Home Health: If homebound and needing intermittent care, Medicare covers nursing, PT/OT, social services, and equipment. However, costs can be high for patients without Medigap coverage, especially for durable medical equipment. The 0.5% rate increase barely covers inflation while providers navigate expanded value-based payment models.

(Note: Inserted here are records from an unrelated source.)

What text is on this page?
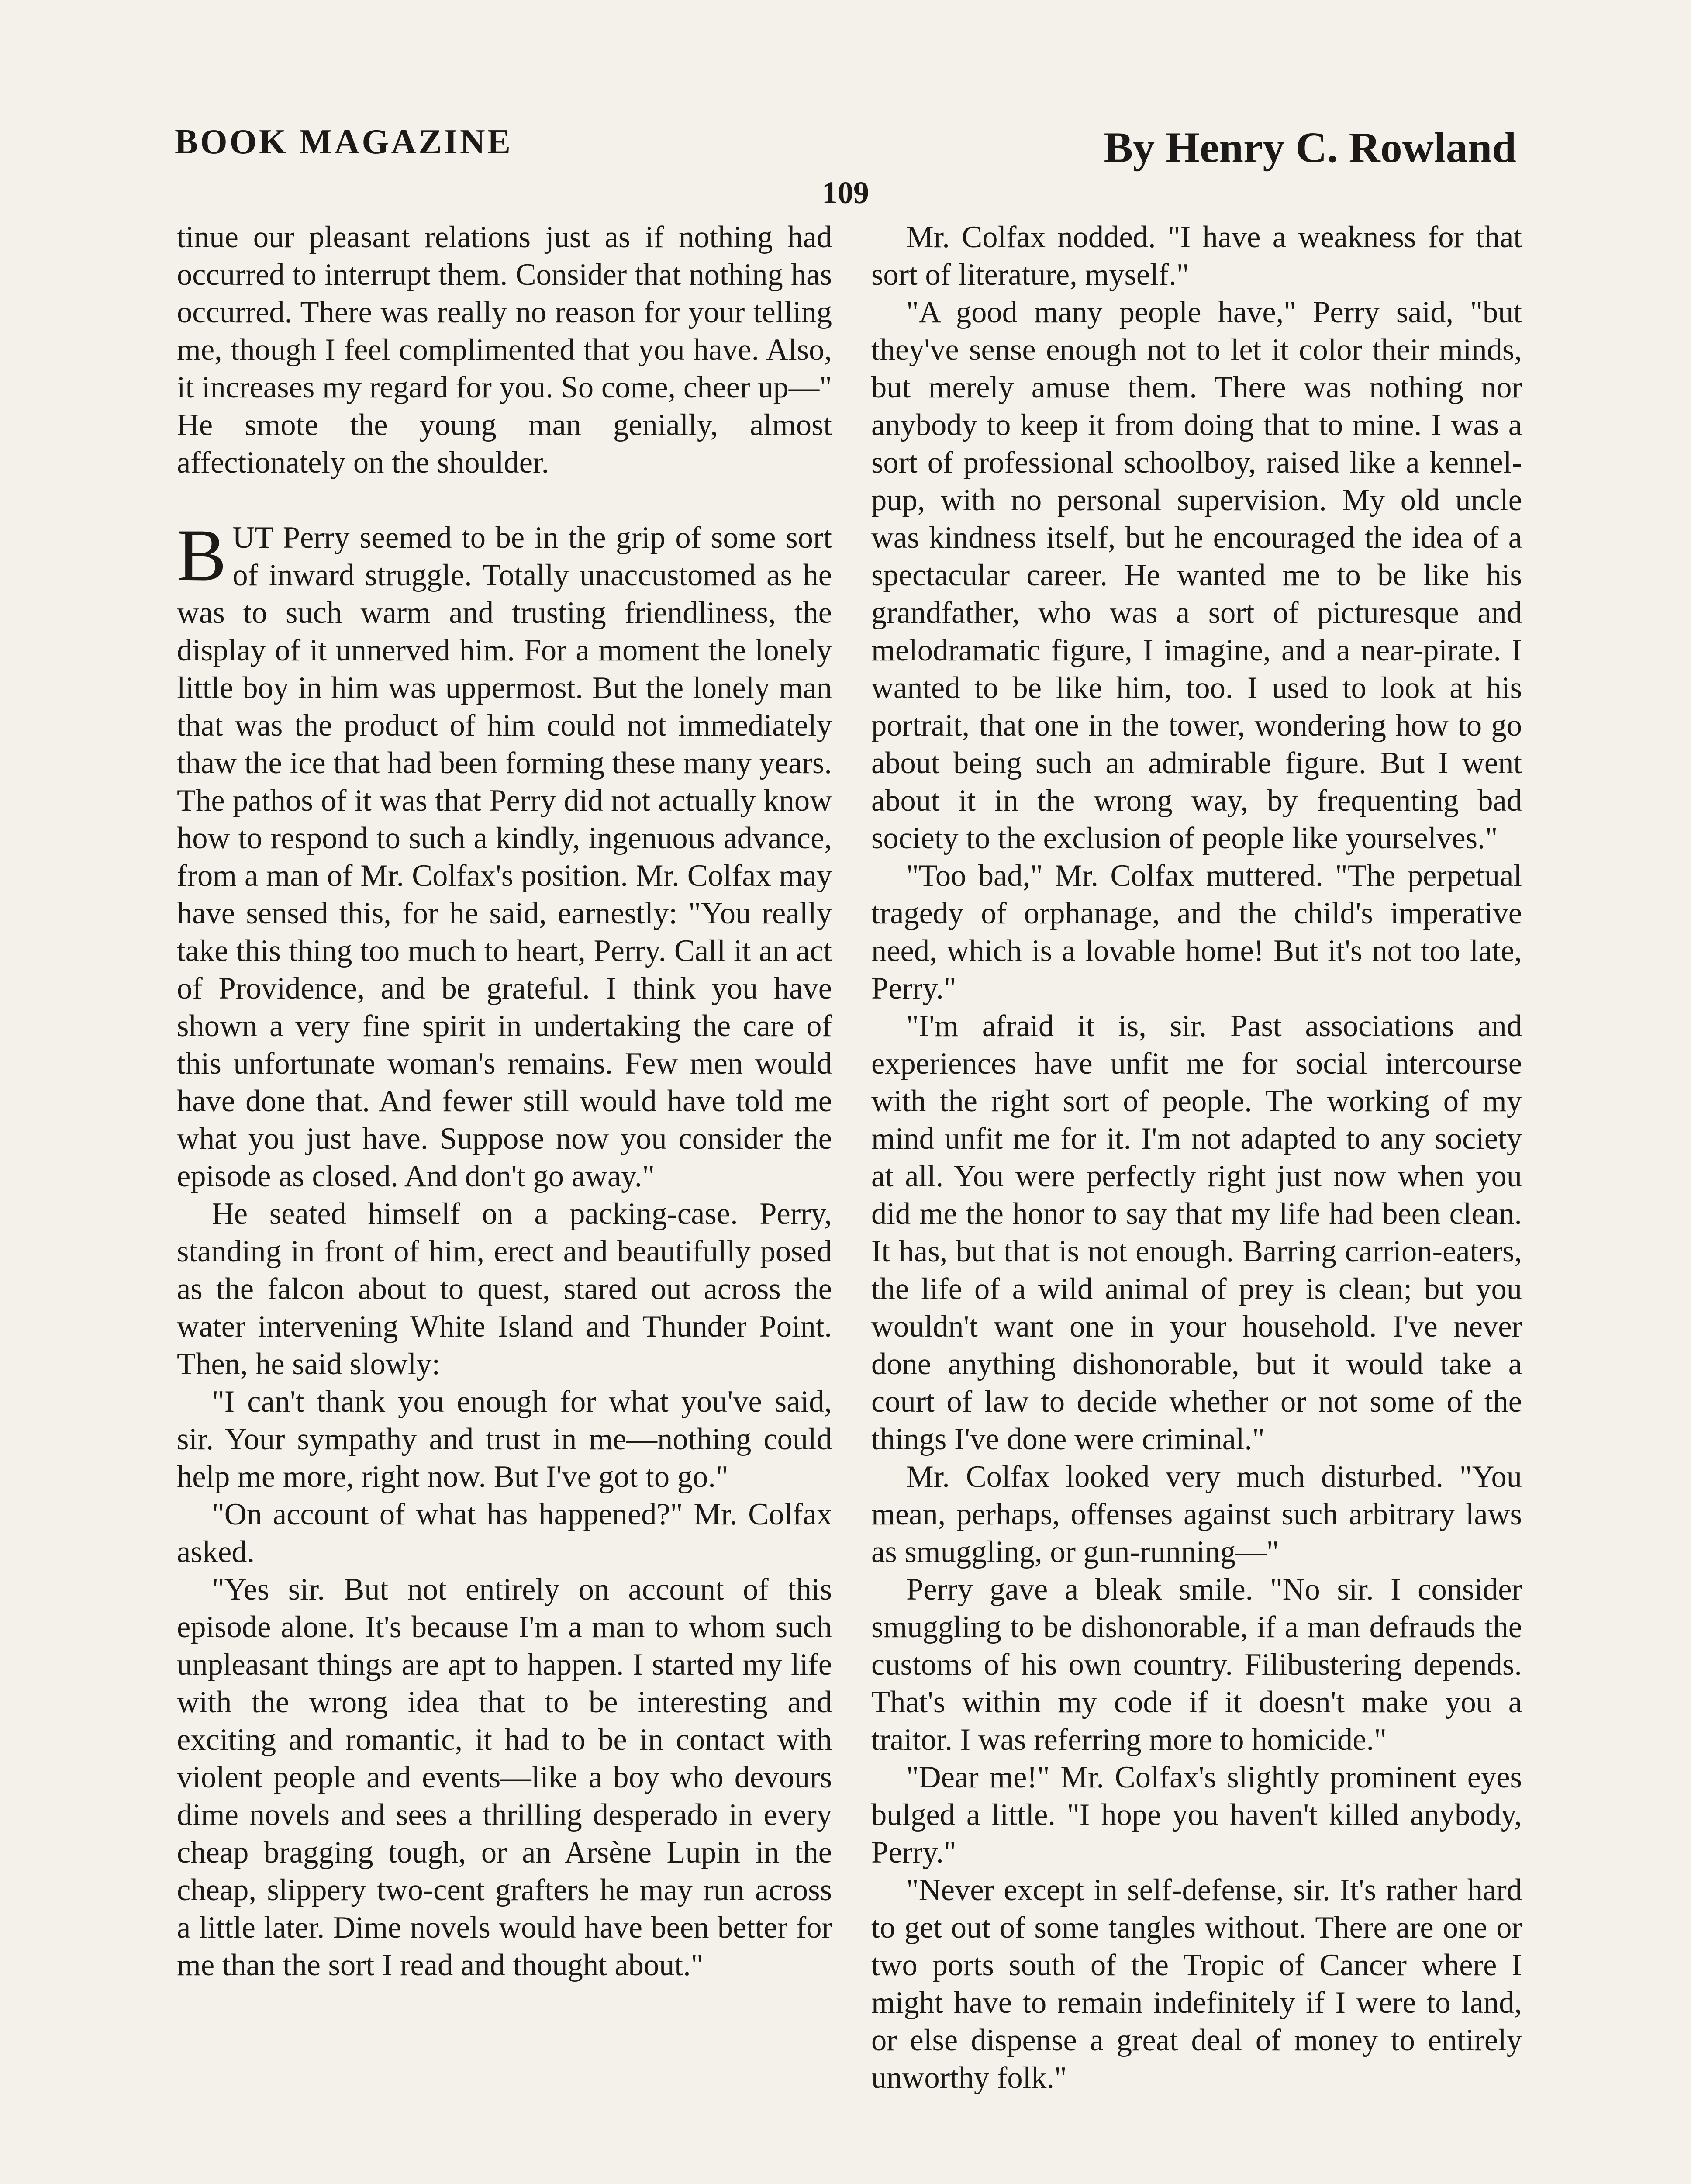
BOOK MAGAZINE	By Henry C. Rowland
109

tinue our pleasant relations just as if nothing had occurred to interrupt them. Consider that nothing has occurred. There was really no reason for your telling me, though I feel complimented that you have. Also, it increases my regard for you. So come, cheer up—" He smote the young man genially, almost affectionately on the shoulder.

BUT Perry seemed to be in the grip of some sort of inward struggle. Totally unaccustomed as he was to such warm and trusting friendliness, the display of it unnerved him. For a moment the lonely little boy in him was uppermost. But the lonely man that was the product of him could not immediately thaw the ice that had been forming these many years. The pathos of it was that Perry did not actually know how to respond to such a kindly, ingenuous advance, from a man of Mr. Colfax's position. Mr. Colfax may have sensed this, for he said, earnestly: "You really take this thing too much to heart, Perry. Call it an act of Providence, and be grateful. I think you have shown a very fine spirit in undertaking the care of this unfortunate woman's remains. Few men would have done that. And fewer still would have told me what you just have. Suppose now you consider the episode as closed. And don't go away."

He seated himself on a packing-case. Perry, standing in front of him, erect and beautifully posed as the falcon about to quest, stared out across the water intervening White Island and Thunder Point. Then, he said slowly:

"I can't thank you enough for what you've said, sir. Your sympathy and trust in me—nothing could help me more, right now. But I've got to go."

"On account of what has happened?" Mr. Colfax asked.

"Yes sir. But not entirely on account of this episode alone. It's because I'm a man to whom such unpleasant things are apt to happen. I started my life with the wrong idea that to be interesting and exciting and romantic, it had to be in contact with violent people and events—like a boy who devours dime novels and sees a thrilling desperado in every cheap bragging tough, or an Arsène Lupin in the cheap, slippery two-cent grafters he may run across a little later. Dime novels would have been better for me than the sort I read and thought about."

Mr. Colfax nodded. "I have a weakness for that sort of literature, myself."

"A good many people have," Perry said, "but they've sense enough not to let it color their minds, but merely amuse them. There was nothing nor anybody to keep it from doing that to mine. I was a sort of professional schoolboy, raised like a kennel-pup, with no personal supervision. My old uncle was kindness itself, but he encouraged the idea of a spectacular career. He wanted me to be like his grandfather, who was a sort of picturesque and melodramatic figure, I imagine, and a near-pirate. I wanted to be like him, too. I used to look at his portrait, that one in the tower, wondering how to go about being such an admirable figure. But I went about it in the wrong way, by frequenting bad society to the exclusion of people like yourselves."

"Too bad," Mr. Colfax muttered. "The perpetual tragedy of orphanage, and the child's imperative need, which is a lovable home! But it's not too late, Perry."

"I'm afraid it is, sir. Past associations and experiences have unfit me for social intercourse with the right sort of people. The working of my mind unfit me for it. I'm not adapted to any society at all. You were perfectly right just now when you did me the honor to say that my life had been clean. It has, but that is not enough. Barring carrion-eaters, the life of a wild animal of prey is clean; but you wouldn't want one in your household. I've never done anything dishonorable, but it would take a court of law to decide whether or not some of the things I've done were criminal."

Mr. Colfax looked very much disturbed. "You mean, perhaps, offenses against such arbitrary laws as smuggling, or gun-running—"

Perry gave a bleak smile. "No sir. I consider smuggling to be dishonorable, if a man defrauds the customs of his own country. Filibustering depends. That's within my code if it doesn't make you a traitor. I was referring more to homicide."

"Dear me!" Mr. Colfax's slightly prominent eyes bulged a little. "I hope you haven't killed anybody, Perry."

"Never except in self-defense, sir. It's rather hard to get out of some tangles without. There are one or two ports south of the Tropic of Cancer where I might have to remain indefinitely if I were to land, or else dispense a great deal of money to entirely unworthy folk."
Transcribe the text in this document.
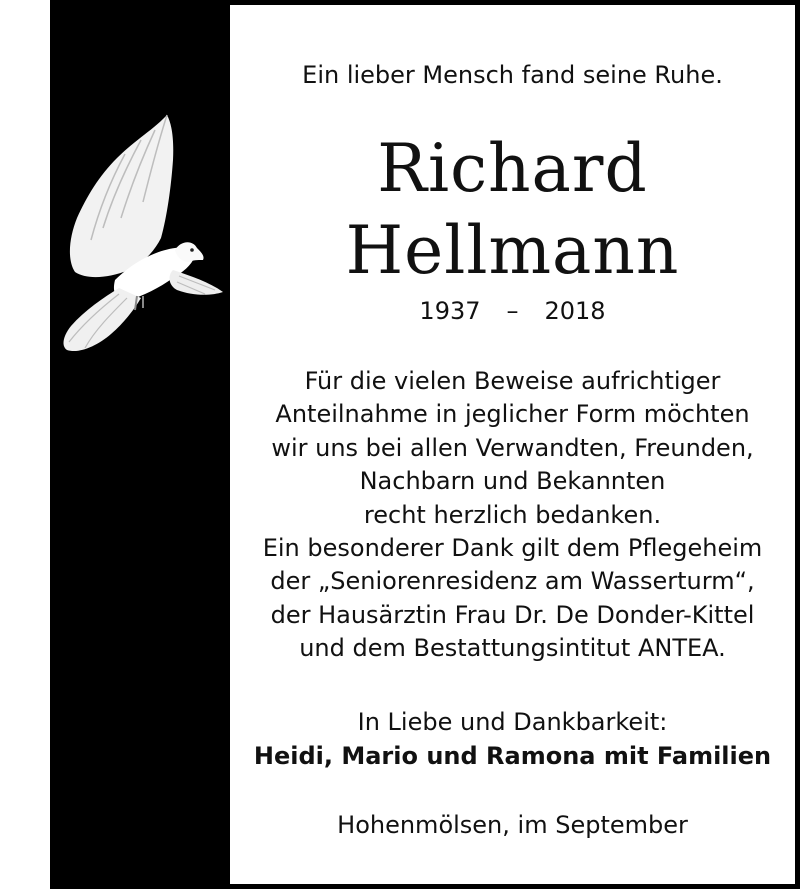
Ein lieber Mensch fand seine Ruhe.
Richard
Hellmann
1937 – 2018
Für die vielen Beweise aufrichtiger
Anteilnahme in jeglicher Form möchten
wir uns bei allen Verwandten, Freunden,
Nachbarn und Bekannten
recht herzlich bedanken.
Ein besonderer Dank gilt dem Pflegeheim
der „Seniorenresidenz am Wasserturm“,
der Hausärztin Frau Dr. De Donder-Kittel
und dem Bestattungsintitut ANTEA.
In Liebe und Dankbarkeit:
Heidi, Mario und Ramona mit Familien
Hohenmölsen, im September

Palliative Care: Traditional Medicare often excludes care coordination and comfort medications, which are the very services that define palliative care. Medicare Advantage plans may offer better coverage, and health systems increasingly cover costs to reduce expensive hospital readmissions. But navigating what's covered remains a maze for families, creating market friction despite growing demand.

Hospice: Medicare fully covers the final 6 months via flat daily rates, including all equipment and medications. While comprehensive for patients, the payment model can incentivize early enrollment of healthier (less expensive) patients and potential under-treatment of complex cases. The 2.9% rate boost provides welcome margin relief.

Economic Timeline - How It Might Play Out

Short-term (2024-2026): Hospice wins on margins and regulatory relief. Home health faces cost pressures as administrative burdens rise faster than reimbursement. Palliative care sees rapid growth but struggles with reimbursement standardization.

Medium-term (2026-2028): Palliative care reimbursement models mature as CMS and Medicare Advantage plans recognize ROI from reduced hospital utilization. Home health technology investments in remote monitoring start paying efficiency dividends.

Long-term (2027-2030): Demographics drive the story. Home health's massive addressable market expansion from aging baby boomers overwhelms near-term policy headwinds. Palliative care becomes integrated throughout the care continuum. Hospice growth becomes constrained as market penetration approaches natural limits—there's only so much room to expand end-of-life services.

Investment Implications

For investors evaluating these opportunities:

Home Health: Accept near-term margin compression for superior long-term growth. Best suited for growth-oriented investors comfortable with 2-3 years of policy-induced volatility. Technology investments in telehealth and remote monitoring create competitive moats.

Palliative Care: Highest growth potential but requires navigating complex reimbursement landscape. Early movers who crack the payment model puzzle could capture outsized returns as the market standardizes.

Hospice: Stable margins and predictable growth appeal to yield-focused investors. Limited upside but lower execution risk. Consolidation opportunities as smaller providers struggle with compliance costs.

Consumer Takeaway

As someone with aging boomer parents, the lesson is clear: dig deep into insurance coverage for all three service types and understand provider incentives. The fragmented payment system means the "best" medical decision isn't always the most financially sensible one, a reality that shouldn't exist but defines today's healthcare landscape.

In Summary

Three sectors, different speeds, one destination: integrated, value-based home care. Home health trades short-term pain for long-term demographic destiny. Palliative care offers rapid growth for those who can navigate reimbursement complexity. Hospice provides stability, but it faces growth constraints as its addressable market matures.

The ultimate winners will be providers who can seamlessly deliver services across this continuum, optimizing for patient outcomes rather than payment silos.